Мы с Кристль тщательно выскребали с грязных тарелок каждую каплю свиного и говяжьего жира в большой молочный бидон. Когда и он заполнялся, мама топила жир в огромной железной кастрюле, наливая воду и вылавливая остатки мяса и кости. Потом добавляла щелок, а мы выкладывали на кухонных столах длинные ряды деревянных формочек для мыла.
Каждая формочка была уникальна, вырезанная деревенскими умельцами долгими зимними вечерами. Мама никогда не добавляла отдушку. Мыло у нее получалось гладкое и твердое. Мы пользовались им на кухне для мытья посуды, для стирки белья и в ванной, чтобы привести себя в порядок. Одежда, кастрюли, сковородки и мы сами – все пахли одинаково, воском. Но действовало мыло замечательно. Все сияло чистотой.
* * *Справедливости ради надо сказать, что происшествие надолго выбило меня из колеи. Фельдфебель бросил меня в сарае около свиней настолько оцепеневшей, что я не могла ни пошевелиться, ни закричать. Сам акт насилия четко отложился в памяти, что было потом, я не помнила. Все происходило как в тумане. Не знаю, сколько я пролежала неподвижно на соломе, будто выброшенная кукла, но в конце концов прошла через бар наверх в ванную. Я мылилась и мылась снова и снова, наполняя водой тазик за тазиком, меняя мочалки, обмываясь, намыливаясь, снова поливаясь водой. Вся в синяках, дрожа, едва держась на ногах. Кровь и сперма исчезли с первого раза, но я никак не могла остановиться, стирая не только потные, неприятные следы, но саму память о нем на мне, моей коже, во мне – все это хотелось смыть.
Тут и застала меня мать: обнаженной в ванной около тазика с водой с мочалкой в одной руке и маленьким кусочком мыла в другой. Будто бы не заметив меня, она сразу же разглядела обмылок.
– Что ты делаешь? – воскликнула она, не скрывая раздражения. – Я только вчера выложила тот кусок.
Я так и не поняла, почему она не заметила моего заплаканного лица, синяков на коже, дрожи. Просто шагнула мимо, к умывальнику, и открыла кран. Даже в зеркало не посмотрелась. Как всегда, слишком озабочена или слепа, чтобы мне помочь.
– Ты собираешься одеваться или нет? – быстро спросила она, выхватив из моей руки обмылок и намыливая лицо и руки. – Приведи себя в порядок и спускайся. Сегодня тяжелый день.
Вниз я не пошла, легла в постель. И три дня не вставала, просто лежала в изнеможении, не ела, не спала и то и дело плакала. Мать принесла суп, потрогала мой лоб и нахмурилась. Отец не появлялся.
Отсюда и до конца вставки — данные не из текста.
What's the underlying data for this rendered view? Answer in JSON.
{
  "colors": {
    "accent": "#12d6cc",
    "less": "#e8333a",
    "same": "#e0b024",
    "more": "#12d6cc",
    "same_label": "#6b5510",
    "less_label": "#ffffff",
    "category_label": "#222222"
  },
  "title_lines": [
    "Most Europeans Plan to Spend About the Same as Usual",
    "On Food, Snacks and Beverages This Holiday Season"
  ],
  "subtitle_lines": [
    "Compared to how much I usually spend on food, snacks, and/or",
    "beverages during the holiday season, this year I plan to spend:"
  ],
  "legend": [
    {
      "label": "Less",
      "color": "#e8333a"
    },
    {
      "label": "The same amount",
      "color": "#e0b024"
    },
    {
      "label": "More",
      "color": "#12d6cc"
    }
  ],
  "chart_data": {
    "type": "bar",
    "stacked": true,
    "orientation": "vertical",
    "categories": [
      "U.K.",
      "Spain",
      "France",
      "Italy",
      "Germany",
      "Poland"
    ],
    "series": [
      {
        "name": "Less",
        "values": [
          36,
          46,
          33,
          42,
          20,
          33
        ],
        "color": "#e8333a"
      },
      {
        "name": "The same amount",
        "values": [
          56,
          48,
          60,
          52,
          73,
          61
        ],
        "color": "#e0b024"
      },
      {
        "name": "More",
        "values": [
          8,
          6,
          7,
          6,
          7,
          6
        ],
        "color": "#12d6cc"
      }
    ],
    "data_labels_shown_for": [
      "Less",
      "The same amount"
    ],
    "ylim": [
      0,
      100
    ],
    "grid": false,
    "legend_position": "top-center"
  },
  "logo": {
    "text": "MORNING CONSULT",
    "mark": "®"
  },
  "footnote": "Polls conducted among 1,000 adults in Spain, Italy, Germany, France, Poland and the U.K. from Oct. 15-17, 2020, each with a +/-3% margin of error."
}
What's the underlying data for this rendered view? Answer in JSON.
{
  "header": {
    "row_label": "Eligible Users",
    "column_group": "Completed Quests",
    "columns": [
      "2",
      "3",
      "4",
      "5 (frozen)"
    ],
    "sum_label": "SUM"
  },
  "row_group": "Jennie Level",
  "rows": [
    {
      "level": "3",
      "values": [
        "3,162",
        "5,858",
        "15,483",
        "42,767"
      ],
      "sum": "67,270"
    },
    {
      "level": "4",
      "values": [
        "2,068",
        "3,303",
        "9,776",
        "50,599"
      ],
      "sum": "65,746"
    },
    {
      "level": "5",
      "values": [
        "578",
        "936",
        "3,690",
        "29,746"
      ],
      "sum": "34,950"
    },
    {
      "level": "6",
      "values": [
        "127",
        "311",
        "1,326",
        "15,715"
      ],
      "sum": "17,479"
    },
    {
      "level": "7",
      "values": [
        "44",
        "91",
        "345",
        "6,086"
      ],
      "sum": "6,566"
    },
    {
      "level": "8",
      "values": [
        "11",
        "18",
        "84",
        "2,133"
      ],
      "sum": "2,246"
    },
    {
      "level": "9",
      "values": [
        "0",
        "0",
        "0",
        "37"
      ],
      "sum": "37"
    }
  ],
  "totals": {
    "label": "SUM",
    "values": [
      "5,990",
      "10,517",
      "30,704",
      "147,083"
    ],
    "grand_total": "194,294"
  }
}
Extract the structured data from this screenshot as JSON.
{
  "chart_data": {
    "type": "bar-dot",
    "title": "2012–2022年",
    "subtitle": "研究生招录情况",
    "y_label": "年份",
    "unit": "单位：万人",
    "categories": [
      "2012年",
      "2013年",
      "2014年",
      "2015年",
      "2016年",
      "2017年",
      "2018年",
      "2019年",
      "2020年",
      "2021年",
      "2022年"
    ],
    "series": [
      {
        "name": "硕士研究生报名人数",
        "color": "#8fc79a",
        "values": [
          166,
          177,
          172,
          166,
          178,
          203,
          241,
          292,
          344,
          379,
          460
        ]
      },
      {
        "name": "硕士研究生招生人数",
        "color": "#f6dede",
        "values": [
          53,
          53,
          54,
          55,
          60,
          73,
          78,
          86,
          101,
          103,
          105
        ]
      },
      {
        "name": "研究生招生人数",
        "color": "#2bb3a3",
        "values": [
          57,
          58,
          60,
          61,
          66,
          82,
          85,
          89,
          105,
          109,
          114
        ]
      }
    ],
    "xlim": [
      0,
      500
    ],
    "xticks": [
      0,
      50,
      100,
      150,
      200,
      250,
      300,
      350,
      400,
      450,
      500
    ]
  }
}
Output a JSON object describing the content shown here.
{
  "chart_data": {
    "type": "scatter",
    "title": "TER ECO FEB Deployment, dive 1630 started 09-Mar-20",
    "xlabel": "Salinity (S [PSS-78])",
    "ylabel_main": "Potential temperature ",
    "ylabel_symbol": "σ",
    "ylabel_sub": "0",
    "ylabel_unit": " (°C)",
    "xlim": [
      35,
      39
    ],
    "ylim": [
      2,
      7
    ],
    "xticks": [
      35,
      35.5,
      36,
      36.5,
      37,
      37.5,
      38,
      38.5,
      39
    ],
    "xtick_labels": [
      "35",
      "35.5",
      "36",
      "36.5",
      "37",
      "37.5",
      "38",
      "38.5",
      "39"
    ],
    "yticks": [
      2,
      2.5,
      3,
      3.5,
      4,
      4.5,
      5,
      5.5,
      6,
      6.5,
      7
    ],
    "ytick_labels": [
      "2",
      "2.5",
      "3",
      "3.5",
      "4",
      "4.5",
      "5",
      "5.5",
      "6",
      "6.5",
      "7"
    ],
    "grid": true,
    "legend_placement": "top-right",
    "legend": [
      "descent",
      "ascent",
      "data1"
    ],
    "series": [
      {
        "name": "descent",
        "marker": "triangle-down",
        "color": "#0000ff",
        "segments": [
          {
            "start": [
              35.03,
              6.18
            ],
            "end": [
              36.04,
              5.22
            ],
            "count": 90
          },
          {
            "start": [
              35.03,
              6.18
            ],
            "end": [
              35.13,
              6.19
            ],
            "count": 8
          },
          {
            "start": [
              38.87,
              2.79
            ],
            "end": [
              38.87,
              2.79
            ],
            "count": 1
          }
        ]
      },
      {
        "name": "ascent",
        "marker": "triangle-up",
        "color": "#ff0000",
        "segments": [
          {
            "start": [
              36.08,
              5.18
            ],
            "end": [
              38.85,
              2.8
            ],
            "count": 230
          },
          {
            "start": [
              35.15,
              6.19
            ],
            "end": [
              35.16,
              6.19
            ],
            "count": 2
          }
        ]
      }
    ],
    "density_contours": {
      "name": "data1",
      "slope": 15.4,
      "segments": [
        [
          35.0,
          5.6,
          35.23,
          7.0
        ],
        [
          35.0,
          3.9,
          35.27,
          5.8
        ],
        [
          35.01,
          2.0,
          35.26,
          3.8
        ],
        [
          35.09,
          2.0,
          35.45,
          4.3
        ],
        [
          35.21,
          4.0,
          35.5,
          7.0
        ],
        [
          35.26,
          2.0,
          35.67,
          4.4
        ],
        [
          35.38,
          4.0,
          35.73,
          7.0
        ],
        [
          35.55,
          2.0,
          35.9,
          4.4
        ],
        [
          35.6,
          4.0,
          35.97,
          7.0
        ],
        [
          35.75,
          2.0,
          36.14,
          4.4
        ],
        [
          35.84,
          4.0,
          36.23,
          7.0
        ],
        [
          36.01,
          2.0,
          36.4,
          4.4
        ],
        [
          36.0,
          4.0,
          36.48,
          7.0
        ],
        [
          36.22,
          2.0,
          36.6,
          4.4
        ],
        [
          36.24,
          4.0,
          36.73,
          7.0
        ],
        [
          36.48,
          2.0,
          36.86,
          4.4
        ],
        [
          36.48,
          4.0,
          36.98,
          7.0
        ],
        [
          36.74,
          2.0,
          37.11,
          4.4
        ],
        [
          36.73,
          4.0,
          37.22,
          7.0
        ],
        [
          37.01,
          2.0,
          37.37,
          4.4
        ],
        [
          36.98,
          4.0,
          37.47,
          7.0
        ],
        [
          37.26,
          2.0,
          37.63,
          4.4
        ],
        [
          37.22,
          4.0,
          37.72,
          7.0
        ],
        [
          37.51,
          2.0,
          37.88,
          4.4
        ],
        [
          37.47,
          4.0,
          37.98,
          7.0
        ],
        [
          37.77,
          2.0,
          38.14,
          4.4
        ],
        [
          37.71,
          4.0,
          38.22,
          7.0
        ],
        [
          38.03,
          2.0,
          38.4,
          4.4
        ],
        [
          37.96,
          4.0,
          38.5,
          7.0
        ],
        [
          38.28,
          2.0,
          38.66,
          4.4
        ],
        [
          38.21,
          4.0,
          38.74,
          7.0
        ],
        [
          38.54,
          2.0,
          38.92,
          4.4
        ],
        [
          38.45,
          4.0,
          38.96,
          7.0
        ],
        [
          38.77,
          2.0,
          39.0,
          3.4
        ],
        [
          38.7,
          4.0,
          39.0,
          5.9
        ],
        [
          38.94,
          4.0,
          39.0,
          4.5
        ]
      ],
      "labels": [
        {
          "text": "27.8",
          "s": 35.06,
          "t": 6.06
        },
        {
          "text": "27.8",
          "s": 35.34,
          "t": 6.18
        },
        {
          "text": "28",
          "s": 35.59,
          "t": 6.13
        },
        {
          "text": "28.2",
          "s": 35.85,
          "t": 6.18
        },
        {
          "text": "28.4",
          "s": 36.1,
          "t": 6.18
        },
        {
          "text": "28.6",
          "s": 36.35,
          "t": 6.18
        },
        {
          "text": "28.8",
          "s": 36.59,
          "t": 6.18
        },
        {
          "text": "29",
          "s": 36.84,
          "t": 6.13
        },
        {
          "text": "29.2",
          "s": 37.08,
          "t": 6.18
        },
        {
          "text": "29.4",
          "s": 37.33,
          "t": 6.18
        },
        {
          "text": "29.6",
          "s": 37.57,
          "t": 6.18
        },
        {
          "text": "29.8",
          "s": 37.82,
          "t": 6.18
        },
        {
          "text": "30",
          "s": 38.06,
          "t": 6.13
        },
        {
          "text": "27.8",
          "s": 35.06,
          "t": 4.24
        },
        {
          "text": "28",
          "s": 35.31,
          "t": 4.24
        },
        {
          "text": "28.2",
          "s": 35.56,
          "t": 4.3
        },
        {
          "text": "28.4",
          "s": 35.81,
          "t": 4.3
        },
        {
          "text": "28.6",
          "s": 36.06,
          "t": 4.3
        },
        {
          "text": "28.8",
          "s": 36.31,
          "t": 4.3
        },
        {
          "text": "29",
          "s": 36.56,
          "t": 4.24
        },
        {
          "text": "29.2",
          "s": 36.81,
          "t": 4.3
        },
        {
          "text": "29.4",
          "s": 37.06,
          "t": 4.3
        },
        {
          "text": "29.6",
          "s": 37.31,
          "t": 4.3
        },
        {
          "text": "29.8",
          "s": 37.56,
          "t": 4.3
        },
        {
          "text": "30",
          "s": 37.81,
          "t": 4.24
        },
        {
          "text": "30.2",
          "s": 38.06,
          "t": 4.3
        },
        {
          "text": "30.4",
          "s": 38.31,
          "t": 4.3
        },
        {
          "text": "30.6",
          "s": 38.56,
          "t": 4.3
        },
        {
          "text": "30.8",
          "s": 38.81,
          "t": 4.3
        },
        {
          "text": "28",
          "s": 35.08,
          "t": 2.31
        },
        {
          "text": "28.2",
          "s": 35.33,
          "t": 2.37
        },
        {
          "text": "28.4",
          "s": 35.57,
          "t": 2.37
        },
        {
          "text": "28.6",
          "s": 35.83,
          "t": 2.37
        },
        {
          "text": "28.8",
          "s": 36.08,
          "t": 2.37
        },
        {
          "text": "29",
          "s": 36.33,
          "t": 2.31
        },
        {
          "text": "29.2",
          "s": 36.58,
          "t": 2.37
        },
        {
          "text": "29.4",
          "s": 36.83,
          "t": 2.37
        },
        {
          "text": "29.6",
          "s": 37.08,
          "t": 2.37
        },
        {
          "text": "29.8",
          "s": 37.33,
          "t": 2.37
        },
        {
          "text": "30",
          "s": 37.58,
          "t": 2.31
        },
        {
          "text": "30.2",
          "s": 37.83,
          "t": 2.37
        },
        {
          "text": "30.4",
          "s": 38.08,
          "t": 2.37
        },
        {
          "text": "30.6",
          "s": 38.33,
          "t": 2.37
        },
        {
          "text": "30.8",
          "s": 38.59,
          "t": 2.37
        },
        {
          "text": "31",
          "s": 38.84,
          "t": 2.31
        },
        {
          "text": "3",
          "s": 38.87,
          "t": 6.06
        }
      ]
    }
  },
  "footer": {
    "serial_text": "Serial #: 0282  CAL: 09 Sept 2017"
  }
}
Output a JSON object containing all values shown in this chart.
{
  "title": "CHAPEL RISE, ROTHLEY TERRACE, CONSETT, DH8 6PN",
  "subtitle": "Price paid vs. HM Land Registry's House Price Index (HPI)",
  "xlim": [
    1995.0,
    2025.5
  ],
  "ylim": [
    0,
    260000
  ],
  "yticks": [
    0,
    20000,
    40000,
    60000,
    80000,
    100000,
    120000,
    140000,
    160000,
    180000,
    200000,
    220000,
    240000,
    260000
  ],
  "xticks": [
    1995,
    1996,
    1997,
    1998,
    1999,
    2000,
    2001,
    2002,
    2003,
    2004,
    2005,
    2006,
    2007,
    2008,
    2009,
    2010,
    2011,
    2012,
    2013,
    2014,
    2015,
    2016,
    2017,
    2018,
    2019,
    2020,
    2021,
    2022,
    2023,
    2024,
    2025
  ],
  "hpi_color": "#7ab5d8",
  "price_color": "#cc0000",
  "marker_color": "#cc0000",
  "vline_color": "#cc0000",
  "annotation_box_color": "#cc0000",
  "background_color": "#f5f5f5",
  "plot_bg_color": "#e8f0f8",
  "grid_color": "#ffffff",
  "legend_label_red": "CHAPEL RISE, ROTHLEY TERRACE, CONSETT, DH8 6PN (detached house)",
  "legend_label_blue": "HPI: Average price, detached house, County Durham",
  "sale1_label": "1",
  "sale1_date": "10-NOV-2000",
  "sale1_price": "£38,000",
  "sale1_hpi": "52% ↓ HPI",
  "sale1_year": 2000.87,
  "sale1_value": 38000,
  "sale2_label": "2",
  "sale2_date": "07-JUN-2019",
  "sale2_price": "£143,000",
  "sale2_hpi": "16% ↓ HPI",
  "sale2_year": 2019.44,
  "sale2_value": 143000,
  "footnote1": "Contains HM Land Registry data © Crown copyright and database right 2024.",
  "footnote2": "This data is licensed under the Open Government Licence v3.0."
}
На третий день, когда ресторан закрылся на послеобеденный перерыв, в доме словно взорвалась шаровая молния. Родители были на кухне, но от их криков сотрясались деревянные полы и стены. Мамины вопли смешивались со звоном кастрюль и сковородок.
А потом наступила тишина. Долгая тишина, прежде чем хлопнула дверь и на лестнице послышались мамины шаги. Она остановилась за дверью моей комнаты, ручка слегка повернулась. Мне никогда не узнать, пыталась ли мать унять ярость или боролась с чувством вины, но я воспользовалась паузой, чтобы повернуться к двери спиной.
Наконец дверь, скрипнув, открылась.
– Прости, – сдавленным голосом, какого я не слышала раньше, сказала она. – Я должна была догадаться.
Я молчала, слушая ее тяжелое дыхание. Через минуту она вздохнула и пообещала:
– Я заставлю твоего отца смазать петли.
И пошла вниз убирать кухню.
После этого мать оставила меня в покое и несколько недель не настаивала, чтобы я помогала в баре. Я стала затворницей, перечитывала немногочисленные книги, что нашлись дома, или просто смотрела на стену, изо всех сил стараясь все забыть. Мать сообщила, что фельдфебелю вход в ресторан заказан, но прошло немало времени, прежде чем я смогла показаться в баре. Появившись там, я, к своему удивлению, обнаружила много изменений. Почтальон больше не сидел один за столиком, а увлеченно беседовал с прежде неразговорчивым рядовым Томасом Фишером.
Я спросила об этом сестру, и она подтвердила, что они обедают вместе с тех пор, как перестали приходить фельдфебель и Кёлер.
В тот день я не работала, просто постояла несколько минут за барной стойкой, наблюдая за посетителями. Видят ли они то, что укрылось от матери? Некоторые постоянные клиенты поинтересовались, как я себя чувствую, радуясь, что я выздоровела.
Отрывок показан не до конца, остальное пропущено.